Houve audiência de conciliação, sem êxito.

O juiz da 2ª Vara Cível de Bauru (SP), João Thomaz Diaz Parra, então analisou as provas dos autos e sentenciou o caso em 31 de dezembro de 2023.

O magistrado chegou à conclusão de que não mais subsiste a necessária “affectio societatis”, o que impõe a procedência da ação. No entanto, quanto aos valores irregulares de reposição do valor utilizado para a compra do apartamento, o juiz diz que haveria necessidade de ser aquilatada “apenas na fase de liquidação de sentença, por ocasião da apuração de haveres, quando seriam analisadas as circunstâncias do caso concreto. Todavia, quando se aquilata que a sociedade empresária, supostamente lesada, não integra a relação processual, tendo sido a ação ajuizada apenas pelas suas sócias majoritárias e para a qual acabou não sendo aquela citada, considera este Juízo que tal questão, atinente a um suposto desfalque financeiro perpetrado pelo requerido, já pode ser desde logo enfrentada e, como tal, sumariamente afastada. E isso porque as autoras postulam expressamente, na petição inicial, além da exclusão do requerido, na ‘qualidade de sócio minoritário, da sociedade empresária, e, por conseguinte, sua parcial dissolução’, a compensação do valor devido à sociedade na apuração dos haveres no percentual de suas quotas”.

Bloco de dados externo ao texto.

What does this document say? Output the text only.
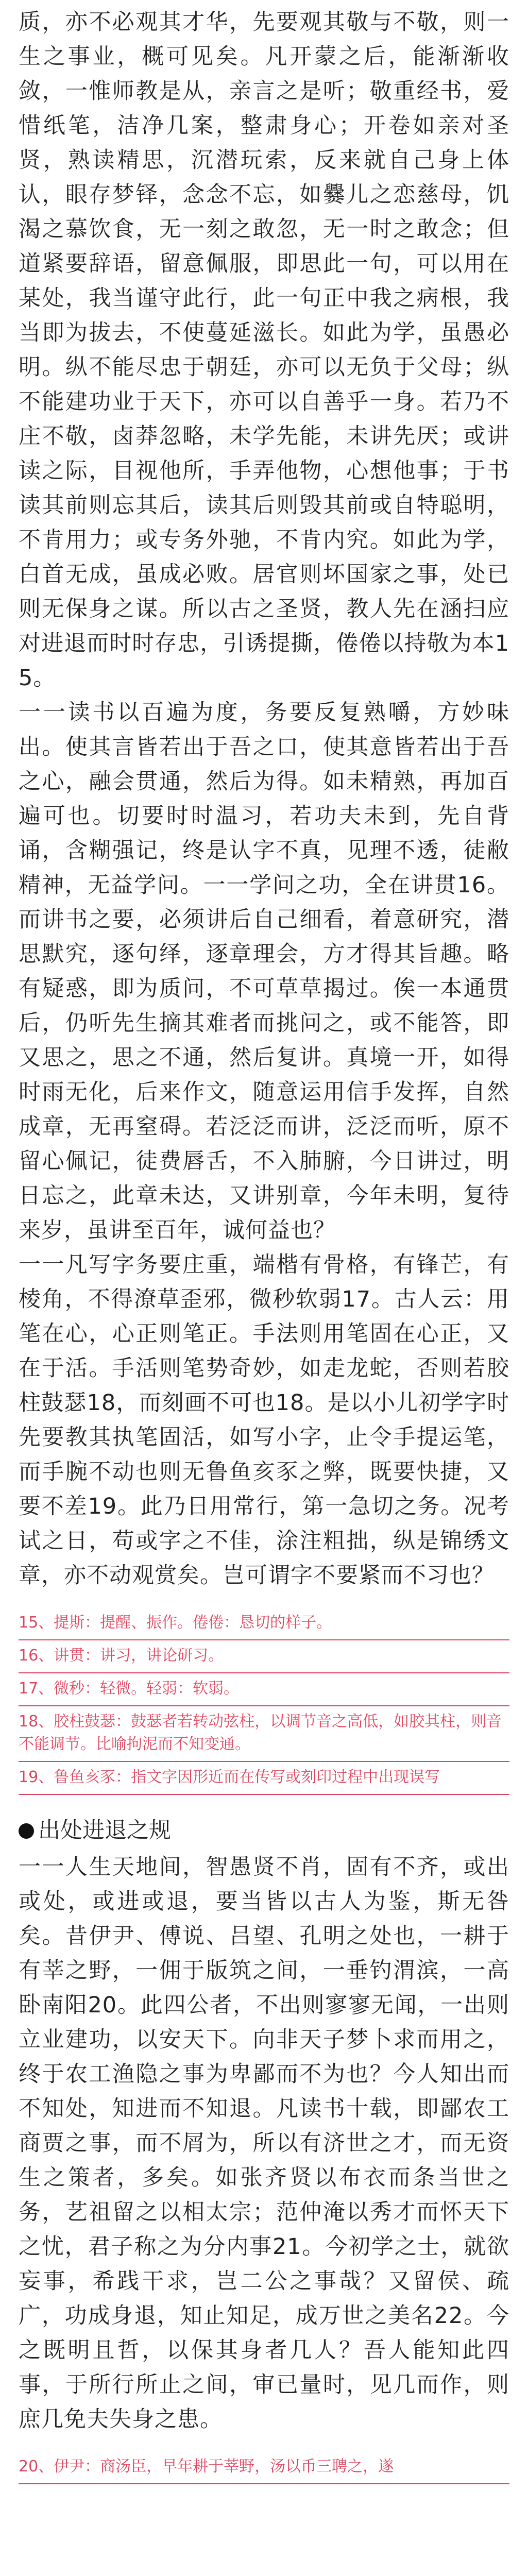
质，亦不必观其才华，先要观其敬与不敬，则一生之事业，概可见矣。凡开蒙之后，能渐渐收敛，一惟师教是从，亲言之是听；敬重经书，爱惜纸笔，洁净几案，整肃身心；开卷如亲对圣贤，熟读精思，沉潜玩索，反来就自己身上体认，眼存梦铎，念念不忘，如爨儿之恋慈母，饥渴之慕饮食，无一刻之敢忽，无一时之敢念；但道紧要辞语，留意佩服，即思此一句，可以用在某处，我当谨守此行，此一句正中我之病根，我当即为拔去，不使蔓延滋长。如此为学，虽愚必明。纵不能尽忠于朝廷，亦可以无负于父母；纵不能建功业于天下，亦可以自善乎一身。若乃不庄不敬，卤莽忽略，未学先能，未讲先厌；或讲读之际，目视他所，手弄他物，心想他事；于书读其前则忘其后，读其后则毁其前或自特聪明，不肯用力；或专务外驰，不肯内究。如此为学，白首无成，虽成必败。居官则坏国家之事，处已则无保身之谋。所以古之圣贤，教人先在涵扫应对进退而时时存忠，引诱提撕，倦倦以持敬为本15。

一一读书以百遍为度，务要反复熟嚼，方妙味出。使其言皆若出于吾之口，使其意皆若出于吾之心，融会贯通，然后为得。如未精熟，再加百遍可也。切要时时温习，若功夫未到，先自背诵，含糊强记，终是认字不真，见理不透，徒敝精神，无益学问。一一学问之功，全在讲贯16。而讲书之要，必须讲后自己细看，着意研究，潜思默究，逐句绎，逐章理会，方才得其旨趣。略有疑惑，即为质问，不可草草揭过。俟一本通贯后，仍听先生摘其难者而挑问之，或不能答，即又思之，思之不通，然后复讲。真境一开，如得时雨无化，后来作文，随意运用信手发挥，自然成章，无再窒碍。若泛泛而讲，泛泛而听，原不留心佩记，徒费唇舌，不入肺腑，今日讲过，明日忘之，此章未达，又讲别章，今年未明，复待来岁，虽讲至百年，诚何益也？

一一凡写字务要庄重，端楷有骨格，有锋芒，有棱角，不得潦草歪邪，微秒软弱17。古人云：用笔在心，心正则笔正。手法则用笔固在心正，又在于活。手活则笔势奇妙，如走龙蛇，否则若胶柱鼓瑟18，而刻画不可也18。是以小儿初学字时先要教其执笔固活，如写小字，止令手提运笔，而手腕不动也则无鲁鱼亥豕之弊，既要快捷，又要不差19。此乃日用常行，第一急切之务。况考试之日，苟或字之不佳，涂注粗拙，纵是锦绣文章，亦不动观赏矣。岂可谓字不要紧而不习也？

15、提斯：提醒、振作。倦倦：恳切的样子。

16、讲贯：讲习，讲论研习。

17、微秒：轻微。轻弱：软弱。

18、胶柱鼓瑟：鼓瑟者若转动弦柱，以调节音之高低，如胶其柱，则音不能调节。比喻拘泥而不知变通。

19、鲁鱼亥豕：指文字因形近而在传写或刻印过程中出现误写

出处进退之规

一一人生天地间，智愚贤不肖，固有不齐，或出或处，或进或退，要当皆以古人为鉴，斯无咎矣。昔伊尹、傅说、吕望、孔明之处也，一耕于有莘之野，一佣于版筑之间，一垂钓渭滨，一高卧南阳20。此四公者，不出则寥寥无闻，一出则立业建功，以安天下。向非天子梦卜求而用之，终于农工渔隐之事为卑鄙而不为也？今人知出而不知处，知进而不知退。凡读书十载，即鄙农工商贾之事，而不屑为，所以有济世之才，而无资生之策者，多矣。如张齐贤以布衣而条当世之务，艺祖留之以相太宗；范仲淹以秀才而怀天下之忧，君子称之为分内事21。今初学之士，就欲妄事，希践干求，岂二公之事哉？又留侯、疏广，功成身退，知止知足，成万世之美名22。今之既明且哲，以保其身者几人？吾人能知此四事，于所行所止之间，审已量时，见几而作，则庶几免夫失身之患。

20、伊尹：商汤臣，早年耕于莘野，汤以币三聘之，遂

Também diz: “Não resta dúvida de que a personalidade civil da pessoa natural é distinta da personalidade civil da pessoa jurídica da qual é sócia, a impedir que os sócios ou representantes legais atuem em nome próprio em prol dos direitos e interesses da sociedade. É por demais sabido que a pessoa jurídica, como sujeito de direitos e obrigações, possui existência, personalidade e patrimônio próprios e distintos de seus membros […]. O próprio Código Civil anterior, no seu artigo 20, estabelecia que não se pode confundir a pessoa jurídica, que possui personalidade própria, com as pessoas físicas dos sócios que a compõem, assim rezando expressamente: ‘As pessoas jurídicas têm existência distinta da dos seus membros'”.

O artigo 601, parágrafo único, do Código de Processo Civil, diz que “a sociedade não será citada se todos os seus sócios o forem, mas ficará sujeita aos efeitos da decisão e à coisa julgada”. O artigo 602 do mesmo Estatuto diz que a “a sociedade poderá formular pedido de indenização compensável com o valor dos haveres a apurar”.

Por isso, conforme o juiz, prevalecem, em toda a sua inteireza, os argumentos já expostos no sentido de que o pedido de “compensação do valor devido à sociedade na apuração dos haveres” deveria ter sido formulado por ela própria, e não pelas autoras, ainda que na qualidade de suas sócias majoritárias. “A própria jurisprudência também enfatiza que “de acordo com o disposto nos artigos 600 e 602 do Código de Processo Civil, a ação de dissolução parcial pode ser proposta pela sociedade e esta poderá formular pedido de indenização compensável com o valor dos haveres a apurar. Com efeito, o pedido de indenização é cabível apenas em favor da sociedade, e não em favor do sócio”.

O caso foi julgado parcialmente procedente para determinar a dissolução parcial da sociedade com a exclusão do requerido do quadro societário da empresa, ficando a apuração de haveres em seu favor, de conformidade com o critério preconizado pelo artigo 606, “caput”, do Código de Processo Civil. Cabe recurso.

A Junta Comercial do Estado de São Paulo será informada da sentença para fins de averbação da dissolução parcial.